Gene: By using a controlled approach, being prepared and having practiced using a pit-crew procedure, you can successfully paralyze and intubate your patient in an orderly fashion.

Now let’s turn back the clock and assume your crew was prepared for RSI/DSI.

After recovering from the initial shock of realizing RSI has to be done, you implement the plan you’ve practiced with your team many times. You grab your RSI/DSI kit while the IV starter gets the line. Estimating your patient’s weight at 80 kg, you draw up 200 mg of ketamine while your partner secures the IV. Your airway assistant suctions the airway and applies the pulse oximeter. You push the ketamine, and in 30 seconds your patient is relaxed and breathing easily. Your airway assistant applies a NRB at 15 lpm and a nasal cannula at 15 lpm from the other regulator in your ambulance. You prepare your laryngoscope and tubes, draw up 100 mg of succinylcholine and push it.

Your airway assistant reports a sat of 99%. You take over and open the airway and take a look. There is some blood in the airway, so you suction and look again. Your patient has a short, thick neck, so you don’t see the cords and you know it’s going to be a difficult intubation, but since you have preoxygenated your patient adequately, you know you have plenty of time to accomplish it—far more than 30 seconds. After applying bimanual laryngeal manipulation (BLM), you ask your airway assistant to put her fingers on yours to maintain the view you’ve achieved. You insert your bougie, feel it bumping along the tracheal rings, advance it until it stops at 27 cm, and thread your 8.0 ET tube over it into place. You have already checked the cuff, and the syringe is still attached, so you inflate the cuff and ventilate. You see chest rise, hear good breath sounds bilaterally and attach the EtCO2 monitor sensor. You see 40 torr of CO2 registering with a nice, flat plateau in the waveform. You secure your tube and retake vital signs. Now you push your long-term sedatives and paralytic. The rest of your transport is routine.

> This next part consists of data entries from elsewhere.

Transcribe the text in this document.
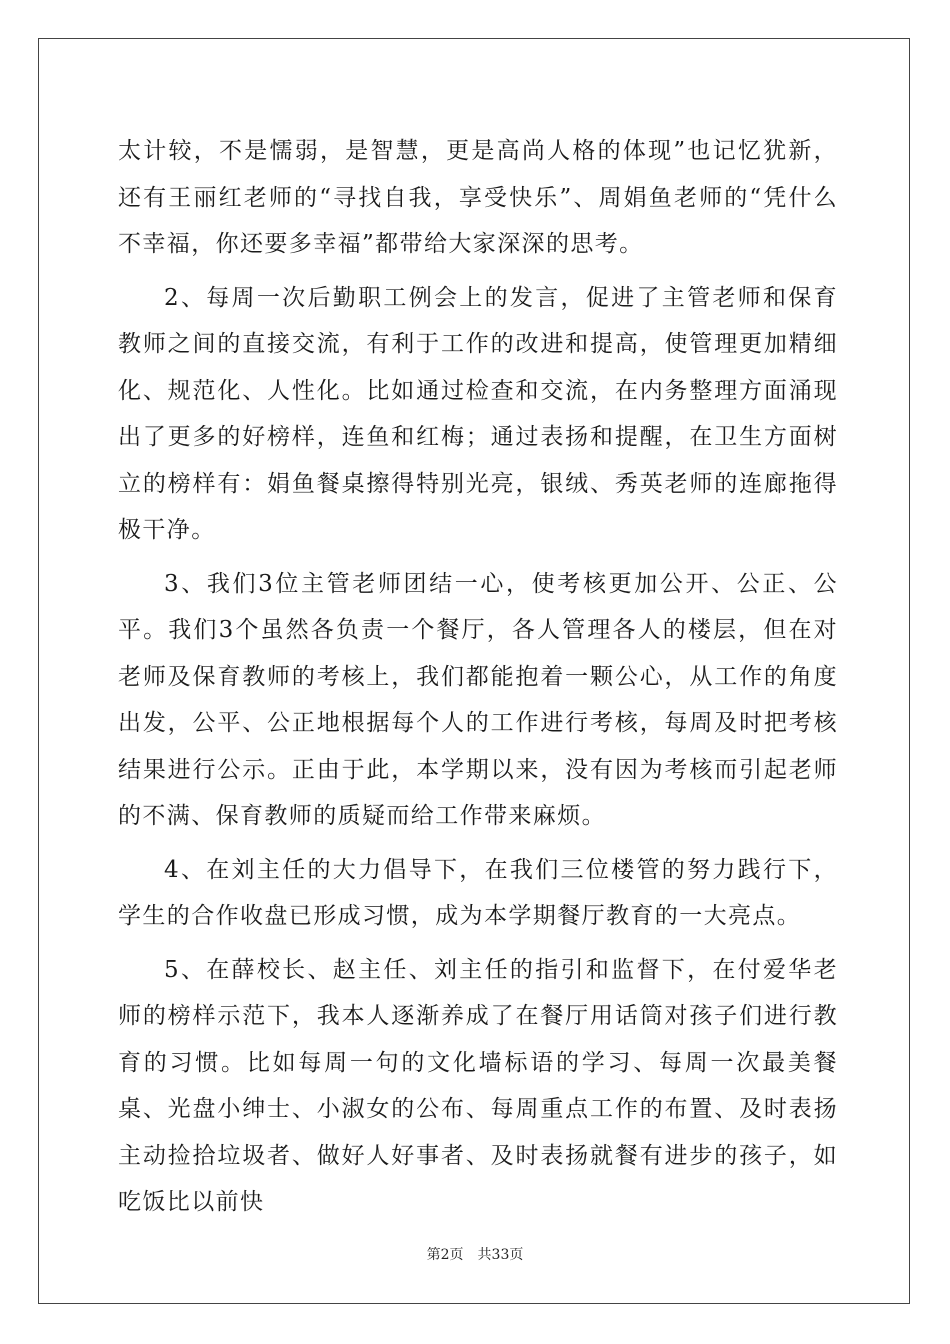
太计较，不是懦弱，是智慧，更是高尚人格的体现”也记忆犹新，还有王丽红老师的“寻找自我，享受快乐”、周娟鱼老师的“凭什么不幸福，你还要多幸福”都带给大家深深的思考。

2、每周一次后勤职工例会上的发言，促进了主管老师和保育教师之间的直接交流，有利于工作的改进和提高，使管理更加精细化、规范化、人性化。比如通过检查和交流，在内务整理方面涌现出了更多的好榜样，连鱼和红梅；通过表扬和提醒，在卫生方面树立的榜样有：娟鱼餐桌擦得特别光亮，银绒、秀英老师的连廊拖得极干净。

3、我们3位主管老师团结一心，使考核更加公开、公正、公平。我们3个虽然各负责一个餐厅，各人管理各人的楼层，但在对老师及保育教师的考核上，我们都能抱着一颗公心，从工作的角度出发，公平、公正地根据每个人的工作进行考核，每周及时把考核结果进行公示。正由于此，本学期以来，没有因为考核而引起老师的不满、保育教师的质疑而给工作带来麻烦。

4、在刘主任的大力倡导下，在我们三位楼管的努力践行下，学生的合作收盘已形成习惯，成为本学期餐厅教育的一大亮点。

5、在薛校长、赵主任、刘主任的指引和监督下，在付爱华老师的榜样示范下，我本人逐渐养成了在餐厅用话筒对孩子们进行教育的习惯。比如每周一句的文化墙标语的学习、每周一次最美餐桌、光盘小绅士、小淑女的公布、每周重点工作的布置、及时表扬主动捡拾垃圾者、做好人好事者、及时表扬就餐有进步的孩子，如吃饭比以前快

第2页 共33页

Jason, Kelly and Gene: RSI/DSI does not have to be a panic situation. Through planning, preparation and practice, you can master this essential technique and, when the time comes, complete the procedure in a calm and orderly manner.

References

1. Bernard SA, Nguyen V, Cameron P, et al. Prehospital rapid sequence intubation improves functional outcome for patients with severe traumatic brain injury: a randomized controlled trial. Ann Surg, 2010 Dec; 252(6): 959–65.

2. Benumof J, Dagg R, Benumof R. Critical hemoglobin desaturation will occur before return to an unparalyzed state following 1 mg/kg intravenous succinylcholine. Anesthesiology, 1997 Oct; 87(4): 979–82.

3. Levitan R. No Desat! Emergency Physicians Monthly, www.epmonthly.com/archives/features/no-desat-/.

4. Levitan RM, Kinkle WC, Levin WJ, Everett WW. Laryngeal view during laryngoscopy: a randomized trial comparing cricoid pressure, backward-upward-rightward pressure, and bimanual laryngoscopy. Ann Emerg Med, 2006 Jun; 47: 548–55.